PURPOSE: Early clinical recognition of sepsis can be challenging. With the advancement of machine learning, promising real-time models to predict sepsis have emerged. We assessed their performance by carrying out a systematic review and meta-analysis. METHODS: A systematic search was performed in PubMed, Embase.com and Scopus. Studies targeting sepsis, severe sepsis or septic shock in any hospital setting were eligible for inclusion. The index test was any supervised machine learning model for real-time prediction of these conditions. Quality of evidence was assessed using the Grading of Recommendations Assessment, Development and Evaluation (GRADE) methodology, with a tailored Quality Assessment of Diagnostic Accuracy Studies (QUADAS-2) checklist to evaluate risk of bias. Models with a reported area under the curve of the receiver operating characteristic (AUROC) metric were meta-analyzed to identify strongest contributors to model performance.
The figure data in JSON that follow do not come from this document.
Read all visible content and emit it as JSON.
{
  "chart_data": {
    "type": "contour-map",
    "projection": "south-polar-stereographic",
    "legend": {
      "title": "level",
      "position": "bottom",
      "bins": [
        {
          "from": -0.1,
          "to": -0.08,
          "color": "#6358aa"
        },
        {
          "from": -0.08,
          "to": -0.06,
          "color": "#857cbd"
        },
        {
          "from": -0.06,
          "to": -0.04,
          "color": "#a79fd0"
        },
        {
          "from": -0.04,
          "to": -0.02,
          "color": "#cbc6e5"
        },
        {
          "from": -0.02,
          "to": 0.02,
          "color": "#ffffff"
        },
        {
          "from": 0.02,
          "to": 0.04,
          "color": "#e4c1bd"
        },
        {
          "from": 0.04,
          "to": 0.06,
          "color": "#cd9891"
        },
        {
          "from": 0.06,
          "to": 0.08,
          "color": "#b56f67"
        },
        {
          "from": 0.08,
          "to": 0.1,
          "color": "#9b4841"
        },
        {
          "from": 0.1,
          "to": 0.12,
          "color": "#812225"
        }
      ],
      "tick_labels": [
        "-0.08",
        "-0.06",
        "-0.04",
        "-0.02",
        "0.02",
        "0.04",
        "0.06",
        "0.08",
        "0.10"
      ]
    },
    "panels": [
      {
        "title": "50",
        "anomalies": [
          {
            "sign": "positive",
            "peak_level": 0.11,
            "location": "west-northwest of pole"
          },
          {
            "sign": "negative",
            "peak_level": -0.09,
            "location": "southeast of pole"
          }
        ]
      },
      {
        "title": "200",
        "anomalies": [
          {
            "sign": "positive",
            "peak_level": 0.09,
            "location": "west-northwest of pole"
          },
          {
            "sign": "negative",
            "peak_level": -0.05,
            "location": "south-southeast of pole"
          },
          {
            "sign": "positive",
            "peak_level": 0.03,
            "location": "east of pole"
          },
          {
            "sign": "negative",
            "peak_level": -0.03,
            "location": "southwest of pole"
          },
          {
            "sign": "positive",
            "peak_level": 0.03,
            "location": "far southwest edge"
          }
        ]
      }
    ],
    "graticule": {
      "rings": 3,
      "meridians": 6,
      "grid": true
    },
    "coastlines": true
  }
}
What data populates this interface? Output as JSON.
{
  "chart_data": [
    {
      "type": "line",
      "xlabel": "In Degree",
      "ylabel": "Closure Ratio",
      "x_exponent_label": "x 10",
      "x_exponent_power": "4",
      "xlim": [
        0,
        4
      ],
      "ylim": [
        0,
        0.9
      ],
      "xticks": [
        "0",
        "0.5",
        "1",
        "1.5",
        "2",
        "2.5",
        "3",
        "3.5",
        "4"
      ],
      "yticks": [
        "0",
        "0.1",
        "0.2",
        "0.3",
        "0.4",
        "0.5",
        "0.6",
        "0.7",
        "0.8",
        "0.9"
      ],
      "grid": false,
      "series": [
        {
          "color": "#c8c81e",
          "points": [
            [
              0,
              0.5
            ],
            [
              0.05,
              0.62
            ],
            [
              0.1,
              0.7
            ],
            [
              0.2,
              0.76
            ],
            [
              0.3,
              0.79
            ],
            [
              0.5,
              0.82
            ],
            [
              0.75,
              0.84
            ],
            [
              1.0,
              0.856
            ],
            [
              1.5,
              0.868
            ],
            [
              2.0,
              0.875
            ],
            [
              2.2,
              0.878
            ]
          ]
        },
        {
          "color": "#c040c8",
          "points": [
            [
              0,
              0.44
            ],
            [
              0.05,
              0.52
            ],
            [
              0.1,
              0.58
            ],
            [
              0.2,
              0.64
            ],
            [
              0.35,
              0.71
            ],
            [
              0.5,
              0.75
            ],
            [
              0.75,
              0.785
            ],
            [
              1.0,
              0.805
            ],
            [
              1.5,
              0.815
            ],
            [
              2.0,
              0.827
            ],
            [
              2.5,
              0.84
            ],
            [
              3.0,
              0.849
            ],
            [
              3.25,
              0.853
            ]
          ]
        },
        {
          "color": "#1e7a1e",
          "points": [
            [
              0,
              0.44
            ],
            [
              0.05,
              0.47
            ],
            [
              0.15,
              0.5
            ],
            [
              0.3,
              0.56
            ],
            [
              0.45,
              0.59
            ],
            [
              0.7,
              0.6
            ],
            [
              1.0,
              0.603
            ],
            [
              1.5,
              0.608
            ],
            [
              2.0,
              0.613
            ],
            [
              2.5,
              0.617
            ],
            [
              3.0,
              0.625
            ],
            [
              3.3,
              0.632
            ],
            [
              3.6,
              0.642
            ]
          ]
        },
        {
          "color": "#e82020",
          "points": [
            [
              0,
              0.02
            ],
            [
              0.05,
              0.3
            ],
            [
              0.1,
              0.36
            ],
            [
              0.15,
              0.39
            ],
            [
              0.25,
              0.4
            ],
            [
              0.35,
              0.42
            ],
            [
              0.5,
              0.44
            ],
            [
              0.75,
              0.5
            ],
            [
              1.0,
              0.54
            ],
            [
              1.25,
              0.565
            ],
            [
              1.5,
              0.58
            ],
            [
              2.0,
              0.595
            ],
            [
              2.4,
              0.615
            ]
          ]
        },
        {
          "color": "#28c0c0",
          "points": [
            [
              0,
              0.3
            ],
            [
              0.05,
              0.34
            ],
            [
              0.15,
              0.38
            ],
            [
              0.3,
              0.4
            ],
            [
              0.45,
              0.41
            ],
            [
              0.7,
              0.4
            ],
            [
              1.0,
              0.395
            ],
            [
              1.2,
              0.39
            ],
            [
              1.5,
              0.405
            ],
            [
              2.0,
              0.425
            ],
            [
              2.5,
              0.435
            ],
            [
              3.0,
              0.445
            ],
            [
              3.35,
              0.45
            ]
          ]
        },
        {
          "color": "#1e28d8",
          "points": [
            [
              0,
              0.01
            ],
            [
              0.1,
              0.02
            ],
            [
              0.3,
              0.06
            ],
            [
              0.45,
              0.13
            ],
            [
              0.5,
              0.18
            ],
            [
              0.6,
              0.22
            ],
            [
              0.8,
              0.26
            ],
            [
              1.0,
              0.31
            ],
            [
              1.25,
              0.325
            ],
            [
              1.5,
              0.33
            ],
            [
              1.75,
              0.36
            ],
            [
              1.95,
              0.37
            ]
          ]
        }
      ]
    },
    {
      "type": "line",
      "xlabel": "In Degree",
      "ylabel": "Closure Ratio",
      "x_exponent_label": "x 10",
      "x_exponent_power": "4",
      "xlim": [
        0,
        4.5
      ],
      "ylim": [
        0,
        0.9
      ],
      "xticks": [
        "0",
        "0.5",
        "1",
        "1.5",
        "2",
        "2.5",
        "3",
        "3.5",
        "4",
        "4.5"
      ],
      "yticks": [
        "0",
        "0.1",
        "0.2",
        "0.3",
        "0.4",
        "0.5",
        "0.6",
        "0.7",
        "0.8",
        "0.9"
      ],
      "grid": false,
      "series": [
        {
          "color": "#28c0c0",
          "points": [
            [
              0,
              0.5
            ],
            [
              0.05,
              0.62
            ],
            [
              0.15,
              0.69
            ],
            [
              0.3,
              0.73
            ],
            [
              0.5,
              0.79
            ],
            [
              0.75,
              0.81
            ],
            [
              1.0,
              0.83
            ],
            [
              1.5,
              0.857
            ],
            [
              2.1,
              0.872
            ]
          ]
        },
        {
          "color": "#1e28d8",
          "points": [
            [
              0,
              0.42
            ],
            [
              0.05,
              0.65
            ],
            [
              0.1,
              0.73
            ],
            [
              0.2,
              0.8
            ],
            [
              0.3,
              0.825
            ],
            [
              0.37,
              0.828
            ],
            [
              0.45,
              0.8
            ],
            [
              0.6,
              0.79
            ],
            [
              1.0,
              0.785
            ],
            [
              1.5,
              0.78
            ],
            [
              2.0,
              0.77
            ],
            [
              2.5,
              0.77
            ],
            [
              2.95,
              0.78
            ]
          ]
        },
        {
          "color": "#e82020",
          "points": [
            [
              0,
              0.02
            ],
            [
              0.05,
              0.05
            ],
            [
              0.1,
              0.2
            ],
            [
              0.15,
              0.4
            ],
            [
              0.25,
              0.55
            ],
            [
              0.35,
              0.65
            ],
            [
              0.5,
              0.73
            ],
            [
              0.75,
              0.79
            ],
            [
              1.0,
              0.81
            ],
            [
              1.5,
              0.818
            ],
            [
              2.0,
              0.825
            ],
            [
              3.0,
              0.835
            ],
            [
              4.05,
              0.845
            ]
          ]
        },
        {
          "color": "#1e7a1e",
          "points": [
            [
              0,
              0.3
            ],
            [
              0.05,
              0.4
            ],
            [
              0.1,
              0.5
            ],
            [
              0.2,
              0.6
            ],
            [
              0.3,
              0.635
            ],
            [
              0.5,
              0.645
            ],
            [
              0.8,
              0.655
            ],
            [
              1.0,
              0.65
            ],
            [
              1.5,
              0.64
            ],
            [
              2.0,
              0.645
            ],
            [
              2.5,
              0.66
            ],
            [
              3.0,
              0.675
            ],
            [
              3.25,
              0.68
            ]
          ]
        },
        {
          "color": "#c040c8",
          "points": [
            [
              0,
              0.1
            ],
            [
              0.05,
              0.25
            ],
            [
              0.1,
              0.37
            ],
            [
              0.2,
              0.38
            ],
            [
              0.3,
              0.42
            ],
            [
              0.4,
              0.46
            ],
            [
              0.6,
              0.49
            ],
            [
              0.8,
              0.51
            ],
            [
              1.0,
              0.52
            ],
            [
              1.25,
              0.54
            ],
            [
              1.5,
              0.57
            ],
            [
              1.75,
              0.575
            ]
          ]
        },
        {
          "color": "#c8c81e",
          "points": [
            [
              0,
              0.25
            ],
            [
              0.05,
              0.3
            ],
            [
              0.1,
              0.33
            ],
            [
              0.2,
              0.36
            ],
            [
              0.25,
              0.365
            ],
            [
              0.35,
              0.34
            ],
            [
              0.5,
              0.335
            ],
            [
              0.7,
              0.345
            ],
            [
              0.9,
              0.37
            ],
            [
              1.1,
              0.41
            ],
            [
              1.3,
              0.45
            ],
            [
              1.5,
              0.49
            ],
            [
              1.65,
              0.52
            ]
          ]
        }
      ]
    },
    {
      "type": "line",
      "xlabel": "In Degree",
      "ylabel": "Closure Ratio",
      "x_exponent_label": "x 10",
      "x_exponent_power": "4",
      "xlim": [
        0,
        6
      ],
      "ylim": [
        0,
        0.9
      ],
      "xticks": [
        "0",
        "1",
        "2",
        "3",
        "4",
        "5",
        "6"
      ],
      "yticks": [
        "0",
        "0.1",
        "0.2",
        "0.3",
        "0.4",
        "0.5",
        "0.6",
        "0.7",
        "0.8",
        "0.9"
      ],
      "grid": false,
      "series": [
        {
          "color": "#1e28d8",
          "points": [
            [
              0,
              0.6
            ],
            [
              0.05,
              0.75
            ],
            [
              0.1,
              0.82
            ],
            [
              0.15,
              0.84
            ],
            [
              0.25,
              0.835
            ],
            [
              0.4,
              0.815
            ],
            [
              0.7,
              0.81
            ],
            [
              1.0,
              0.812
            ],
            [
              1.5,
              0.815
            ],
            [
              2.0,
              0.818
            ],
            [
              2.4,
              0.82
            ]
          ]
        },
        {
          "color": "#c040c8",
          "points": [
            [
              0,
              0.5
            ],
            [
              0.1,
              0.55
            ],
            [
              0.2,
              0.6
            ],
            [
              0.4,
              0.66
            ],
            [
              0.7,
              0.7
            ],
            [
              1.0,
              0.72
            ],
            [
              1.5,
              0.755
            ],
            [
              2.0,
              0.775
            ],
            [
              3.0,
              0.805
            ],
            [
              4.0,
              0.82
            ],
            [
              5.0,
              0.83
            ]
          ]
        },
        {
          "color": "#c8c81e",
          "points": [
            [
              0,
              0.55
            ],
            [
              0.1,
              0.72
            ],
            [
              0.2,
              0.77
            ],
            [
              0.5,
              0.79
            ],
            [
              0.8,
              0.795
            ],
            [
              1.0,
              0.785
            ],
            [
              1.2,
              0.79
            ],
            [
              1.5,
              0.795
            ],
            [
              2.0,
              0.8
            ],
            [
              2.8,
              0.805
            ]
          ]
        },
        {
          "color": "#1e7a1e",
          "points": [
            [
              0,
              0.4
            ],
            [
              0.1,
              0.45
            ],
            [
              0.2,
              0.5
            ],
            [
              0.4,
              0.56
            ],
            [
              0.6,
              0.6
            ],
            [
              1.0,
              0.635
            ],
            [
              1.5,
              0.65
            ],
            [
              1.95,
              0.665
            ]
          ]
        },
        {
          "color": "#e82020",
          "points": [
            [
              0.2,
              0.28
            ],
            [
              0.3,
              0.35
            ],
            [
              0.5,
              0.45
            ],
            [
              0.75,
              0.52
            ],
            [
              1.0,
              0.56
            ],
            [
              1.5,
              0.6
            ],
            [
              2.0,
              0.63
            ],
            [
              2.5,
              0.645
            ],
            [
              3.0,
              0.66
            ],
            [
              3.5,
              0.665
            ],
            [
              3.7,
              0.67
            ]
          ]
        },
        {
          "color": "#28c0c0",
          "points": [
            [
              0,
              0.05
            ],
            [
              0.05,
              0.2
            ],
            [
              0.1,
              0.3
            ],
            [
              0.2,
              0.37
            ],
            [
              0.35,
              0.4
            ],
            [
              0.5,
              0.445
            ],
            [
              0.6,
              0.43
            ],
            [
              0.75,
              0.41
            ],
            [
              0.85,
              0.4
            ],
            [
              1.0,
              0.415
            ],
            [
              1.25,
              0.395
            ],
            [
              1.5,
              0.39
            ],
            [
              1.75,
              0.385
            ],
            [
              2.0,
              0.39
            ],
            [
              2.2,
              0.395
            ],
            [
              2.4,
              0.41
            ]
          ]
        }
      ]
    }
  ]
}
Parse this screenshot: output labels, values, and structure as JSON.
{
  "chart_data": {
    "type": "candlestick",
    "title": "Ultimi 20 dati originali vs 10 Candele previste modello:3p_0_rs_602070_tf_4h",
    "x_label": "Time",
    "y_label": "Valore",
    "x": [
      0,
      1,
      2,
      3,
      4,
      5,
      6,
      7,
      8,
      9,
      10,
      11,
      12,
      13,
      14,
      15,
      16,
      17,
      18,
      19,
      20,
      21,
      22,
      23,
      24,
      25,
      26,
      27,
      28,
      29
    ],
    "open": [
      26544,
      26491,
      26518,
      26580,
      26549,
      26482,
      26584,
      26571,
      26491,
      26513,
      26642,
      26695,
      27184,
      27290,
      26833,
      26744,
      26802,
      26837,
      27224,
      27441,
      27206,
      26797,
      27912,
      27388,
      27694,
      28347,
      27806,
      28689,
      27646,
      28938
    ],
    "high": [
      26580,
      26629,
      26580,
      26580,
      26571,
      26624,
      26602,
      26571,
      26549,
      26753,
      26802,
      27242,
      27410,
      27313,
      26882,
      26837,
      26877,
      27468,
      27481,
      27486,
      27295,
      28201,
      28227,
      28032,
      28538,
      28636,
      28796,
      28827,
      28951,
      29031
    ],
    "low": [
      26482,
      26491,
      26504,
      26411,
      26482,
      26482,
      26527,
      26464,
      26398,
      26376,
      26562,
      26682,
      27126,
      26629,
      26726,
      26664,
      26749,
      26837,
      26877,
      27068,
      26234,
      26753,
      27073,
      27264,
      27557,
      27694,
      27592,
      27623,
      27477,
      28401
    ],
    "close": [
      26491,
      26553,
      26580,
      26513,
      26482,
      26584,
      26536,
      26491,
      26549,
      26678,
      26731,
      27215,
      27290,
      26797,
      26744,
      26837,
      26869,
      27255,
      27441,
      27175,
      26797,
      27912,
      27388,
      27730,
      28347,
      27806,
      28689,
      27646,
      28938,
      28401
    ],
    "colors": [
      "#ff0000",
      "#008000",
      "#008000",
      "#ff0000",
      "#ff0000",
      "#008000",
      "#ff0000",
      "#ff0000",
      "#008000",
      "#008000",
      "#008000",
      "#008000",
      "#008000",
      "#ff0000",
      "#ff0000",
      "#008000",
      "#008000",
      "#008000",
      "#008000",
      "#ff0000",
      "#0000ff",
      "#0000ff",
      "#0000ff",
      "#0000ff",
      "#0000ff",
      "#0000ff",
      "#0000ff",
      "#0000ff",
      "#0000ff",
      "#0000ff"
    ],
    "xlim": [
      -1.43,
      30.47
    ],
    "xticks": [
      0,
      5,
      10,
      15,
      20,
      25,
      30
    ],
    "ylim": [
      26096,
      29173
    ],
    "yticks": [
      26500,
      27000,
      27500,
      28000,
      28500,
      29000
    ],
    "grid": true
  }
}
RESULTS: After screening, a total of 28 papers were eligible for synthesis, from which 130 models were extracted. The majority of papers were developed in the intensive care unit (ICU, n = 15; 54%), followed by hospital wards (n = 7; 25%), the emergency department (ED, n = 4; 14%) and all of these settings (n = 2; 7%). For the prediction of sepsis, diagnostic test accuracy assessed by the AUROC ranged from 0.68-0.99 in the ICU, to 0.96-0.98 in-hospital and 0.87 to 0.97 in the ED. Varying sepsis definitions limit pooling of the performance across studies. Only three papers clinically implemented models with mixed results. In the multivariate analysis, temperature, lab values, and model type contributed most to model performance. CONCLUSION: This systematic review and meta-analysis show that on retrospective data, individual machine learning models can accurately predict sepsis onset ahead of time. Although they present alternatives to traditional scoring systems, between-study heterogeneity limits the assessment of pooled results. Systematic reporting and clinical implementation studies are needed to bridge the gap between bytes and bedside.